Cyntia memperhatikan adegan demi adehan. Beberapa kali ia mencatat poin-poin yang dikiranya penting. Di buku tulis mininya yang bergambar kartun gadis peselancar itu, ia menulis beberapa kata, seperti:
"Logan", "Nias", "Dayak", "Bugis", "Tiongkok", "Karimunjawa", dan "Rahasia di balik nama".
Adegan-adegan berikutnya tak begitu menarik perhatian Cyntia. Ia beberapa kali menguap dan nyaris jatuh dalam tidur. Tapi ia melewati malam itu dengan beberapa hal yang ditangkapnya.
"Lalu penyampaian pesan akan dilewatkan atas buku-buku dan nama-nama!" Tokoh itu kembali berteriak. Efek cahaya, suara, dan sedikit asap menandai klimaks pertunjukan ini.
Cyntia lagi-lagi mencatat.
Dua jam kemudian, ia sudah kembali di dalam mobilnya.
***
Cyntia terbangun dari tidurnya. Matanya sayup-sayup melihat kain jendelanya yang berkibar ditiup angin pagi dari lubang-lubang di sampingnya. Hari Minggu terkadang menjadi kesempatan baginya untuk bersantai, namun telepon ia harus terbangun lebih cepat. Telepon genggamnya bergetar di atas meja. Ia meraihnya dengan malas.
"Cyntia! Syukurlah kamu sudah bangun." kata suara di seberang sana.
"Ya iya lah aku sudah bangun. Pagi-pagi sekali. Ini hari minggu. Ada apa?"
"Cyntia, ada pemuda yang menghubungi nomor teleponku dini hari tadi. Ia mengaku sebagai anak dari Profesor itu."
Cyntia terkejut. Ia lalu bangkit dan duduk di kasurnya.

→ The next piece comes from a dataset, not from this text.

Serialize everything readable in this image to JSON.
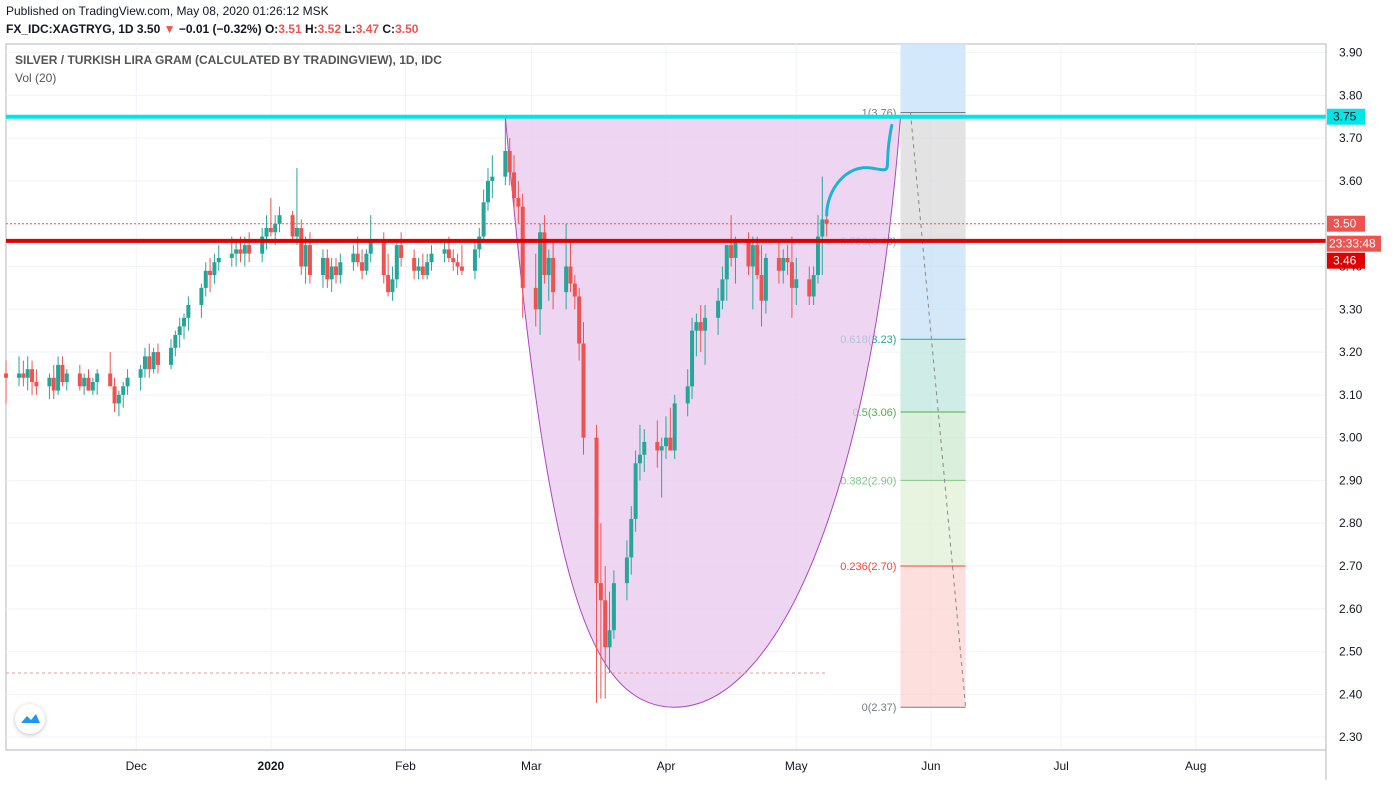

"Anaknya? Maksudmu Prof. Cipto? Almarhum?"
"Iya. Datang ya. Jam sembilan. Aku tunggu di ruangan redaksi."
"Jam berapa? Halo?" Telepon terputus.
Pagi itu Cyntia bergegas. Kembali ia memacu mobilnya membelah jalan-jalan kota menuju kantornya di kawasan Palmerah Selatan. Setelah melewati dua lantai yang lengang, ia menaiki tangga menuju lantai tiga. Saat berjalan melewati koridor berpendingin ruangan itu, ia berpapasan dengan seorang pemuda.

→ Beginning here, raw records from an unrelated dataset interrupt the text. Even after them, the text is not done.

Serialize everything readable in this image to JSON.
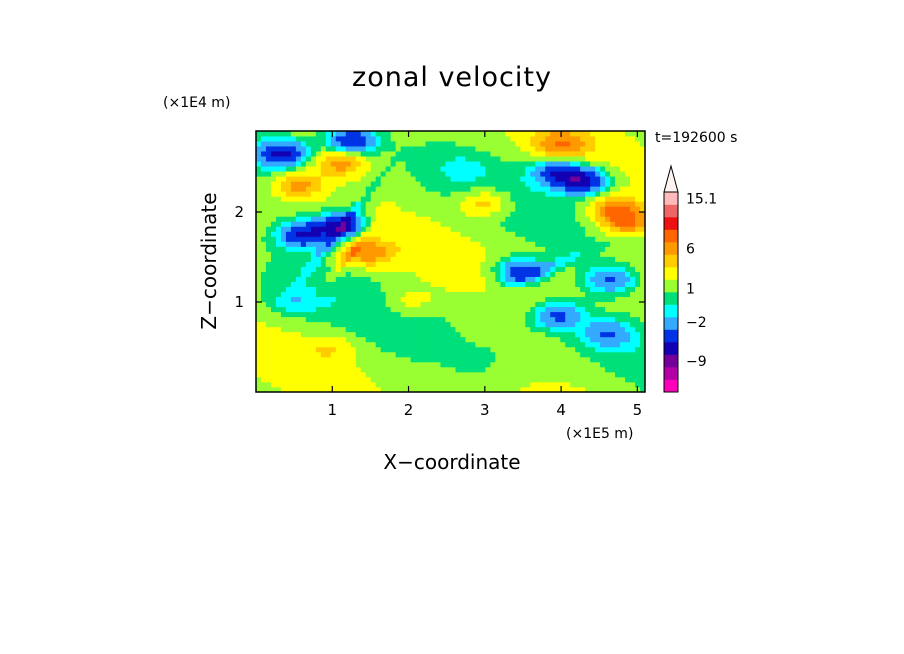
{
  "chart_data": {
    "type": "heatmap",
    "title": "zonal velocity",
    "xlabel": "X−coordinate",
    "ylabel": "Z−coordinate",
    "x_unit": "(×1E5 m)",
    "y_unit": "(×1E4 m)",
    "time_label": "t=192600 s",
    "xlim": [
      0,
      5.1
    ],
    "ylim": [
      0,
      2.9
    ],
    "x_ticks": [
      {
        "value": 1,
        "label": "1"
      },
      {
        "value": 2,
        "label": "2"
      },
      {
        "value": 3,
        "label": "3"
      },
      {
        "value": 4,
        "label": "4"
      },
      {
        "value": 5,
        "label": "5"
      }
    ],
    "y_ticks": [
      {
        "value": 1,
        "label": "1"
      },
      {
        "value": 2,
        "label": "2"
      }
    ],
    "colorbar": {
      "colors": [
        "#ff00bb",
        "#b300a6",
        "#730099",
        "#1400b3",
        "#0033e6",
        "#33aaff",
        "#00ffff",
        "#00e07a",
        "#99ff33",
        "#ffff00",
        "#ffcc00",
        "#ff9900",
        "#ff6600",
        "#ee1111",
        "#ee6666",
        "#ffbbbb"
      ],
      "tick_labels": [
        {
          "label": "15.1",
          "at": 15.1
        },
        {
          "label": "6",
          "at": 6
        },
        {
          "label": "1",
          "at": 1
        },
        {
          "label": "−2",
          "at": -2
        },
        {
          "label": "−9",
          "at": -9
        }
      ],
      "extend": "max",
      "arrow_color": "#fff4f0"
    },
    "field_features": [
      {
        "x": 0.35,
        "z": 2.65,
        "v": -7
      },
      {
        "x": 1.25,
        "z": 2.8,
        "v": -7
      },
      {
        "x": 1.12,
        "z": 1.85,
        "v": -8
      },
      {
        "x": 0.62,
        "z": 1.75,
        "v": -7
      },
      {
        "x": 4.3,
        "z": 2.35,
        "v": -8
      },
      {
        "x": 3.95,
        "z": 2.45,
        "v": -6
      },
      {
        "x": 3.45,
        "z": 1.35,
        "v": -6
      },
      {
        "x": 4.65,
        "z": 1.25,
        "v": -5
      },
      {
        "x": 3.95,
        "z": 0.85,
        "v": -5
      },
      {
        "x": 4.6,
        "z": 0.65,
        "v": -4
      },
      {
        "x": 0.55,
        "z": 2.3,
        "v": 5
      },
      {
        "x": 1.1,
        "z": 2.55,
        "v": 5
      },
      {
        "x": 1.45,
        "z": 1.55,
        "v": 5
      },
      {
        "x": 3.0,
        "z": 2.1,
        "v": 4
      },
      {
        "x": 4.0,
        "z": 2.75,
        "v": 5
      },
      {
        "x": 4.85,
        "z": 1.9,
        "v": 6
      },
      {
        "x": 4.7,
        "z": 2.05,
        "v": 5
      },
      {
        "x": 0.5,
        "z": 1.0,
        "v": -2
      },
      {
        "x": 2.7,
        "z": 2.5,
        "v": -1
      },
      {
        "x": 2.0,
        "z": 1.0,
        "v": 2
      },
      {
        "x": 2.9,
        "z": 0.35,
        "v": -1
      },
      {
        "x": 1.0,
        "z": 0.5,
        "v": 2
      }
    ]
  }
}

"Mbak Cyntia Megasari ya?" sapa pemuda itu.
Cyntia mengangkat wajah lalu mendapati sosok itu, pemuda jangkung dengan pakaian tak begitu rapi. Dari penampilannya itu Cyntia bisa menebak ia masih mahasiswa atau pekerja lapangan. Pemuda itu mengenakan kemeja merah bermotif kotak dengan lengan panjangnya yang digulung hingga ke siku serta kancing-kancingnya tidak saling terkait menampilkan langusn kaos bergambar aneh yang dipakai di dalamnya. Pandangannya melirik ke bawah, lalu melihat penampilan santai pemuda itu dengan celana sobek di bagian lutut bertopang sneaker bertali.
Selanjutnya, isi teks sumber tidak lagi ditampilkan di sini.